While labour advocates welcomed the provisions, factory owners warned that rising compliance costs, combined with tariff uncertainty, could accelerate factory closures in a sector already under strain from slowing global demand.
Earlier tariff hikes had threatened to reduce annual export growth by up to 5 per cent, according to industry estimates, putting thousands of jobs at risk.
Strategic Recalibration
US officials argue the agreement strengthens supply-chain resilience and reduces dependence on China by incentivising US upstream exports. Bangladeshi economists counter that the deal underscores the risks of excessive reliance on a single sector and market.
“The agreement offers Bangladesh a lifeline, not a solution,” said a former trade negotiator. “Without diversification beyond garments, the economy remains vulnerable to policy shifts in Washington.”
The agreement will enter into force upon completion of the ratification procedures by both countries. Until then, exporters say the textile sector faces a narrow window to adapt by balancing cost, compliance and competitiveness in an increasingly politicised global trade environment.
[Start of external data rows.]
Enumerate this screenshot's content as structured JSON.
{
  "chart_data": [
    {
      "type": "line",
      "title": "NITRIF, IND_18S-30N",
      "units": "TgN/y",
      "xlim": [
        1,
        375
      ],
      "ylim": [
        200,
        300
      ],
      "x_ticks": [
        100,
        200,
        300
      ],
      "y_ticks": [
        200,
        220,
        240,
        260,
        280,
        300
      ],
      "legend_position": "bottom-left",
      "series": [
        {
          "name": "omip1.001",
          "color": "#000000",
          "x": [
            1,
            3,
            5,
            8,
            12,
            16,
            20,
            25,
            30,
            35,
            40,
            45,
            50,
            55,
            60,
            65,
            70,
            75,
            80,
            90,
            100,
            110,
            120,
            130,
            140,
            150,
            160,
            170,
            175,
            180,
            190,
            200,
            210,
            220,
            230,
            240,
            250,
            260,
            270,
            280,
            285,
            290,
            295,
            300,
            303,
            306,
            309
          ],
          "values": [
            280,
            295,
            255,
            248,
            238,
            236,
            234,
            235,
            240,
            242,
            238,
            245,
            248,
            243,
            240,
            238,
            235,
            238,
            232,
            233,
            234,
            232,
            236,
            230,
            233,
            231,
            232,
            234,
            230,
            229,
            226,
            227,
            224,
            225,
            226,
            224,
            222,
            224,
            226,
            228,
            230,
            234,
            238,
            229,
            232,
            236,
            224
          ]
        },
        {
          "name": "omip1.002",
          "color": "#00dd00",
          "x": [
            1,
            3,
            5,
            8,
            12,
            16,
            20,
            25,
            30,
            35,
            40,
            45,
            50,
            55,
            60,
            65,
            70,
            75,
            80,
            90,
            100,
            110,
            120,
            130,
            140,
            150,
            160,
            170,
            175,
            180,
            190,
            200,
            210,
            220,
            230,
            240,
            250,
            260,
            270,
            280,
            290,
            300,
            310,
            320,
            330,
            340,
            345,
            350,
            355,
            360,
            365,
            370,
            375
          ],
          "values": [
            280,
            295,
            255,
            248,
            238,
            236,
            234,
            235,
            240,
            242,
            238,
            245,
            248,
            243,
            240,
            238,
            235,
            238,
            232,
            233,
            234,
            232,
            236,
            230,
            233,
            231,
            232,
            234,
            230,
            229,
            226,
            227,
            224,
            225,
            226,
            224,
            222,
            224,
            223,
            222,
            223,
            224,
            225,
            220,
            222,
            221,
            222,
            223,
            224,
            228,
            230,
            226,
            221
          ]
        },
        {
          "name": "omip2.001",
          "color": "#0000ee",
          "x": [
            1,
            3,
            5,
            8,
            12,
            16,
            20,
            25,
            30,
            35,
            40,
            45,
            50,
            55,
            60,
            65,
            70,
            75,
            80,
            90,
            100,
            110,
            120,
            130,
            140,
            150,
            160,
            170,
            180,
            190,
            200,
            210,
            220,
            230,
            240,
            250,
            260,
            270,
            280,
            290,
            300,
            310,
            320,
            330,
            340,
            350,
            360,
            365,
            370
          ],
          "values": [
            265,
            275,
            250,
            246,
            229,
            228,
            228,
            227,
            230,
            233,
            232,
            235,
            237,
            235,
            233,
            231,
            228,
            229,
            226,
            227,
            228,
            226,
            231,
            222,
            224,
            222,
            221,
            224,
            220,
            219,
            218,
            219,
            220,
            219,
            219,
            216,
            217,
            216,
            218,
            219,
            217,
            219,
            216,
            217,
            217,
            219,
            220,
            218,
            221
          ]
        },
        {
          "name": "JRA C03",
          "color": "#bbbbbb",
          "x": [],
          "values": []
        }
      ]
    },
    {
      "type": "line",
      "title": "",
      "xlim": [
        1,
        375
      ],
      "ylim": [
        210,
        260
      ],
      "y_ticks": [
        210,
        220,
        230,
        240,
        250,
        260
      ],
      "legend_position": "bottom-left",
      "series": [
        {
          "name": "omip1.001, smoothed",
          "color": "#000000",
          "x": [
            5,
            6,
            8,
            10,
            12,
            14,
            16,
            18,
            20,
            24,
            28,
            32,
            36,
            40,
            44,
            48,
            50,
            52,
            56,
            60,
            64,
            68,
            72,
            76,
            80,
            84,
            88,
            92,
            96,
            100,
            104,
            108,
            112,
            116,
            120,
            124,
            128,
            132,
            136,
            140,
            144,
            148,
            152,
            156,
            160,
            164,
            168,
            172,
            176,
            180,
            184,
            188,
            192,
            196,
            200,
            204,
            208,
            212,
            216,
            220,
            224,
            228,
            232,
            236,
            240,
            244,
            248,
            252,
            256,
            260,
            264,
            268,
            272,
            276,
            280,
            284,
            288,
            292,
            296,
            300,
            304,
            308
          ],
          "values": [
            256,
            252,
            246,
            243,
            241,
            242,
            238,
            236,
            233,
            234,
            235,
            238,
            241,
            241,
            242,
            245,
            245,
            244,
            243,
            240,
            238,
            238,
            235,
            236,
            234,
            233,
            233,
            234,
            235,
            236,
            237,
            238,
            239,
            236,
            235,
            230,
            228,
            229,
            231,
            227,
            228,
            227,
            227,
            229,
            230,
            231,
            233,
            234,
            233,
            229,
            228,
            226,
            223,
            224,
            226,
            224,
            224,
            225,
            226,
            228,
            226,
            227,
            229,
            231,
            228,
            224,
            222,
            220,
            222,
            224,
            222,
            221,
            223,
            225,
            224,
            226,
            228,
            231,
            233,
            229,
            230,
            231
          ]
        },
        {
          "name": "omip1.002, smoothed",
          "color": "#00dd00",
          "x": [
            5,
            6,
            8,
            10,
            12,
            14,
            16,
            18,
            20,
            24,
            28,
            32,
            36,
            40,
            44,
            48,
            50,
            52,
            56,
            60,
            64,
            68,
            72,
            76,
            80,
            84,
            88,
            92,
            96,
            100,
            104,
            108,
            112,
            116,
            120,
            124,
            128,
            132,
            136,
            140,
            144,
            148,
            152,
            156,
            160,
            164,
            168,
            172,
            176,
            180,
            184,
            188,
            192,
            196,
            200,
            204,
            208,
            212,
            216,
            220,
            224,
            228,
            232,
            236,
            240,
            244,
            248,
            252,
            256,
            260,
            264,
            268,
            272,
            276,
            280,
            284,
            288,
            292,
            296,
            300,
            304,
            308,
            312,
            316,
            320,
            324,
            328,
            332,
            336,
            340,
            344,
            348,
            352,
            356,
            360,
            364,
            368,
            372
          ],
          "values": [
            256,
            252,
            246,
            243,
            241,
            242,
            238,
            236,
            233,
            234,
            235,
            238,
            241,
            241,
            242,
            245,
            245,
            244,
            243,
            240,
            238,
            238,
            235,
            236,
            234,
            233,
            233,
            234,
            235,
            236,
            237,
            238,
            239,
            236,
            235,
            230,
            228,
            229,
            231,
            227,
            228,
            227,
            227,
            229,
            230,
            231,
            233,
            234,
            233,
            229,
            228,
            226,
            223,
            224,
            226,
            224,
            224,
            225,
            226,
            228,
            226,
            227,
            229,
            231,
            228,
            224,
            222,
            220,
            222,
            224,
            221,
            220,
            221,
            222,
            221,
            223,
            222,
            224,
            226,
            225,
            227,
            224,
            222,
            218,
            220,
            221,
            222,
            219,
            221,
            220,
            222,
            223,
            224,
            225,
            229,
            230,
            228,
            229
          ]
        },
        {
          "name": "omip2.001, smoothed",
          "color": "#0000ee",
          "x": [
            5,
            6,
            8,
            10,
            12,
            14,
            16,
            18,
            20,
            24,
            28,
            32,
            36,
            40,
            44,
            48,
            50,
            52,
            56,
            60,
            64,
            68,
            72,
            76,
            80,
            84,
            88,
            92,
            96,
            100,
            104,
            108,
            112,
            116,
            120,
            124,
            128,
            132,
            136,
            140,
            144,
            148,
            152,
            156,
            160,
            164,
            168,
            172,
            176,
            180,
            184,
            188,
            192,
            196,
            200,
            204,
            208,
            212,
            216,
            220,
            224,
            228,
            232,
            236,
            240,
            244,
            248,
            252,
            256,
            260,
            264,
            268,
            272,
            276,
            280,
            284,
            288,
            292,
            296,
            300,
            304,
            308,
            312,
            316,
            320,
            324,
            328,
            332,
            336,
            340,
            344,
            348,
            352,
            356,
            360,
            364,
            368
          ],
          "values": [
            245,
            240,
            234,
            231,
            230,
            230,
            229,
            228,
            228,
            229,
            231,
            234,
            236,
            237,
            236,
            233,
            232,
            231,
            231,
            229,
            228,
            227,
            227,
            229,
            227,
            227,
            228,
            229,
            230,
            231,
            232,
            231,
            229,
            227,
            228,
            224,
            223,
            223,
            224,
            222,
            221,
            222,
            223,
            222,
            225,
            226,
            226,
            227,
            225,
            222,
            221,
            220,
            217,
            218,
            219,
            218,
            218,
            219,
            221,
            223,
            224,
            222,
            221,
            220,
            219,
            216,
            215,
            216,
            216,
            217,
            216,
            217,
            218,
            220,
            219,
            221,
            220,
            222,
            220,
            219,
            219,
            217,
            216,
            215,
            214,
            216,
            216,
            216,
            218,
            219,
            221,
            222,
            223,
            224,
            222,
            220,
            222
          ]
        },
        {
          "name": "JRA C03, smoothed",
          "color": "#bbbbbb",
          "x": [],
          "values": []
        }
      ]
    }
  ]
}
Apparel Exports to the U.S. — Bangladesh vs India vs Vietnam
| Aspect | Bangladesh (U.S. Deal, 2026) | India (U.S. Deal) | Vietnam (No Reciprocal Deal) |
| General U.S. Tariff Rate | 19% | 18% | 16–18% (MFN average on apparel) |
| Zero-Tariff Access | Yes, volume-linked to use of U.S. cotton and man-made fibres | Limited (select products such as silk; no broad textile carve-out tied to U.S. inputs) | No zero-tariff mechanism |
| Textile Sourcing Flexibility | Constrained — tariff relief conditional on U.S. input imports | High — diversified domestic and regional sourcing | High — integrated domestic textile ecosystem |
| Labour Cost Advantage | Very high (among the lowest globally) | Moderate | Higher than Bangladesh, lower than China |
| Logistics & Lead Time | Under pressure due to loss of Indian trans-shipment and longer shipping routes | Strong port connectivity and regional hubs | Highly efficient ports and strong U.S. shipping lanes |
| Export Dependence on Apparel | Very high (80%+ of total exports) | Low to moderate (diversified across pharmaceuticals, IT and engineering) | High but diversified within manufacturing |
| Exposure to Policy Shifts | High — conditional access and narrow export base | Moderate — diversified export portfolio | Moderate — no deal, but stable buyer relationships |
| Estimated Impact on U.S. Market Share | Mixed: gains in qualifying segments, risk of losses elsewhere | Potential marginal gains from lower tariff and logistics edge | Stable to mildly pressured |
Key Takeaway
Bangladesh’s deal offers selective tariff relief but at the cost of sourcing flexibility, while India’s marginal tariff advantage and logistics strength could attract diverted orders. Vietnam, despite lacking a reciprocal deal, retains competitiveness through supply-chain integration and speed.